VOICES-“Politicians and diapers must be changed frequently, and for the same reason.” -- Mark Twain
On Tuesday, the Los Angeles City Council brought celebrated International Spay Day to help spread awareness of the ongoin g plight of too many animals being born into a world with tragically too few quality families for them.
The presentation was led by City Council president Herb Wesson – a genuine mensch in both my private conversations with him about humane issues, as well as his public deeds for animals. He truthfully spoke of the extraordinary work of Found Animals Foundation, an invaluable asset to humane efforts in the city (including my own charity’s spay/neuter work) and to communities across the country.
But if spay/neuter is so important to the city’s leaders, why was there no press release posted about Spay/Day LA on the LA Animal Services website? Where is the city’s message about the pet population to the Spanish speaking communities, let alone those who speak Korean, Mandarin or Tagalog?
In fact, the website’s last posted press release -- on any subject -- was June 17, 2014.
Ironically, the city’s website does have Spanish content on how to apply for a breeder’s license for both dogs and cats. But the city refuses to provide a comprehensive list of its breeder permits despite repeated CPRA requests. More on that in the near future. So much for preventing animal births…
As usual, the Councilmembers fell over themselves to say how important spay/neuter is, but falsely represented that the city’s irrelevant spay/neuter law is “mandatory.” It is not only far from mandatory, it is poorly enforced, including the city’s sale of less expensive “altered” dog licenses for dogs that are actually “intact,” which is based on the honor system of fining people less in the hope that owners will suddenly do the right thing and have their animals fixed.
The city has virtually no follow-up system for this risky, illogical approach to pet population control, resulting in more animals born, killed and at greater cost to the city when they wind up in our shelters. I have raised this issue countless times with Wesson, Mayor Garcetti’s office and City Controller Ron Galperin, who has yet to examine why this is tolerated.
In fact, the city has so many animals being born (i.e., the consequence of poorly run spay/neuter programs) that it now ships tens of thousands of them born here to other cities across the country. Why isn’t Los Angeles preventing those animals being born in the first place instead of allowing them to be conceived, born and dumped elsewhere? The city’s ridiculous excuse is that “those cities don’t have Chihuahuas, so we can send them ours.”
In furtherance of this charade, the city created a misleading statistic called “live release,” in which it claims that if an animal gets out of the shelter alive, it’s a good thing. But it is a red herring to cover up for our spay/neuter failures.
Live release is not the only false humane statistic promoted by Los Angeles Animal Services. More than a year ago, I exposed that the city was transferring animals from some of its shelters to another one of it shelters – the one run by Best Friends – and then touting them as “adoptions.”
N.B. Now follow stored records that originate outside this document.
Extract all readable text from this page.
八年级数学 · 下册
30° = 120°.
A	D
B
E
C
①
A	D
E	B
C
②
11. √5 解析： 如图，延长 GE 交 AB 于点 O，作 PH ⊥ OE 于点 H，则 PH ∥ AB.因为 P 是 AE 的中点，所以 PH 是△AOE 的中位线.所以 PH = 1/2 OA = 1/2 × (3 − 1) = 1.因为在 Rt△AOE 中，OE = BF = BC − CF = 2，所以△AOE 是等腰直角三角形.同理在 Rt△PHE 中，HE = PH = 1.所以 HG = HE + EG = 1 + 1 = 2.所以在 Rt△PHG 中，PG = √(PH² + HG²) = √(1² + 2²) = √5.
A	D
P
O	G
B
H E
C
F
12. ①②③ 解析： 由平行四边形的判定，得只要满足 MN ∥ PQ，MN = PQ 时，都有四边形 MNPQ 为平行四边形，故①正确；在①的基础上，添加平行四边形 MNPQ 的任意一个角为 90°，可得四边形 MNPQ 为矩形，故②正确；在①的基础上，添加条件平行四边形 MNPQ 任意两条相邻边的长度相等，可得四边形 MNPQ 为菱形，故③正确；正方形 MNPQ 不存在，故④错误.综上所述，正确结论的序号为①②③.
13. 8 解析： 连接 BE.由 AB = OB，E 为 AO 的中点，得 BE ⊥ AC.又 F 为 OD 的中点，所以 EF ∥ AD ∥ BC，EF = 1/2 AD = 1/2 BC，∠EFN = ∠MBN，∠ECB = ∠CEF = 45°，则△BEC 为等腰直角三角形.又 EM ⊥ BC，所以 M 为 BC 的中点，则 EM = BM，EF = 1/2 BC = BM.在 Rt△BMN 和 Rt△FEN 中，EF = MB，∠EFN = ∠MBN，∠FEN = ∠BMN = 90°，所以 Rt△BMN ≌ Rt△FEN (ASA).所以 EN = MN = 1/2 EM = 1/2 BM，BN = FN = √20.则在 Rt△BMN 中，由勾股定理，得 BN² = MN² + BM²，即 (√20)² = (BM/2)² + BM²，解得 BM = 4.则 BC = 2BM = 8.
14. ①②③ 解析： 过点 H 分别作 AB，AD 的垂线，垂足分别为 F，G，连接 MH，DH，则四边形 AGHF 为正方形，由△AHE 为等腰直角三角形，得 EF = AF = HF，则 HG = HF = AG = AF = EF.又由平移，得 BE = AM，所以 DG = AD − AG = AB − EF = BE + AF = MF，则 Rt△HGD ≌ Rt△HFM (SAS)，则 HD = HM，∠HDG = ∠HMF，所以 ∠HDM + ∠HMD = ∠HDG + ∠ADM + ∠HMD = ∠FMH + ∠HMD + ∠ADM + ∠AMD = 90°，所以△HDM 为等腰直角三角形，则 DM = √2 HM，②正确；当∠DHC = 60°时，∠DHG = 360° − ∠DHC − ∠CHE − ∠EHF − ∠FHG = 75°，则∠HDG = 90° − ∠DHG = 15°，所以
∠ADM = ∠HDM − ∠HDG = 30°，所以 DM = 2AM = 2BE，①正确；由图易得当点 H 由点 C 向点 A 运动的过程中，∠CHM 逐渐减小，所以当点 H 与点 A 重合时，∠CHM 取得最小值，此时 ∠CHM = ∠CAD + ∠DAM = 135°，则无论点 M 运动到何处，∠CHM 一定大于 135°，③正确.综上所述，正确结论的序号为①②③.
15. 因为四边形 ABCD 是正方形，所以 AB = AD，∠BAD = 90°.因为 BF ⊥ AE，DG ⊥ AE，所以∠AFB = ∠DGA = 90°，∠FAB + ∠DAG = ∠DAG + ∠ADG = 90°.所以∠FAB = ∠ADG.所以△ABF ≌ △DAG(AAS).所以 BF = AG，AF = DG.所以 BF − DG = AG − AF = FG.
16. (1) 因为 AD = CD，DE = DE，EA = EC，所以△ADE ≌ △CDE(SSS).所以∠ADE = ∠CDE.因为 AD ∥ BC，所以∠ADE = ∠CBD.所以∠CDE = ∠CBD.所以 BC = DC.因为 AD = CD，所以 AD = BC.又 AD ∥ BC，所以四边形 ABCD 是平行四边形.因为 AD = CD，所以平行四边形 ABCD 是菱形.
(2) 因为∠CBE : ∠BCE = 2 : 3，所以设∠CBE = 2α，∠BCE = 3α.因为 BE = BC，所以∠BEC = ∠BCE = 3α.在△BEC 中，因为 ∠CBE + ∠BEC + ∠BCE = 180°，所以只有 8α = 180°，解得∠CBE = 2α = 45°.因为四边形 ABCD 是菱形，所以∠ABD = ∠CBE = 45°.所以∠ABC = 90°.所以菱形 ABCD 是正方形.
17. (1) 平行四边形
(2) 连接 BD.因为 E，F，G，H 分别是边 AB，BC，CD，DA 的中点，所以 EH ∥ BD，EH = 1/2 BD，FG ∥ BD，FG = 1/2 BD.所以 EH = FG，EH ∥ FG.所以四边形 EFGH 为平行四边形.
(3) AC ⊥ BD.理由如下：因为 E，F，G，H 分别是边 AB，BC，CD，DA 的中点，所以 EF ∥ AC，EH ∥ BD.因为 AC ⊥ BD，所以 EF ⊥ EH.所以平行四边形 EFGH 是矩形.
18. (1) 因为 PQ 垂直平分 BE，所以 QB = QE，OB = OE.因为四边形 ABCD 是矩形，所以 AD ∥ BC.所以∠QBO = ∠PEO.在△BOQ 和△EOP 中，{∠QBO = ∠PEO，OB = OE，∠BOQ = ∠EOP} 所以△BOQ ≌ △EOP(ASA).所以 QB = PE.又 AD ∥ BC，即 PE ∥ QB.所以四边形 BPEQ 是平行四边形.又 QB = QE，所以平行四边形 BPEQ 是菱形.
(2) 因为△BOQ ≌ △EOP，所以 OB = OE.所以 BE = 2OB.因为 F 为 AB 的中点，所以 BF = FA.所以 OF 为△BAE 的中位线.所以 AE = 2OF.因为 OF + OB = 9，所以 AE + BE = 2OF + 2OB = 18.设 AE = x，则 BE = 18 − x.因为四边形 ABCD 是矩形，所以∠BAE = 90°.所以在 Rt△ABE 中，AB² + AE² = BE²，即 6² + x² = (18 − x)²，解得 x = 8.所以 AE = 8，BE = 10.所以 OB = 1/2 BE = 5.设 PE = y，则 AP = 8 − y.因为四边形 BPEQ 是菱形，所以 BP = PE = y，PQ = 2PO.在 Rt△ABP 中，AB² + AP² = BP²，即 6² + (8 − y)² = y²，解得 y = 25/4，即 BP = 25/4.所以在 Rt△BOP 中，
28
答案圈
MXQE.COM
When I brought this to the attention of David Zaft, an attorney who is the LAAS commission president, he said that the public should be told about it. “Assuming that the reports on the website are changed to separately show the Best Friends transfers (and I agree with you that they should be, but this is a decision to be made by the Commission), I believe it would be appropriate for some explanation of the change to be given.”
The city’s false adoption stat was almost immediately reversed after I filed a public written complaint about it with Galperin’s office. But the public was never advised of those false claims or the reversal.
Zaft’s email is on page 4 of my six-page letter to Galperin. While my letter says that 5,000 animals were miscategorized this way, the actual number is 8,807.
One day, perhaps soon, Controller Galperin will shine a bright light on spay/neuter in Los Angeles to compare the things that City Hall claims about it versus reality. Right now, spay/neuter in Los Angeles is nothing more than a superficial concept that is poorly applied, and more for the benefit of the politicians than the animals themselves.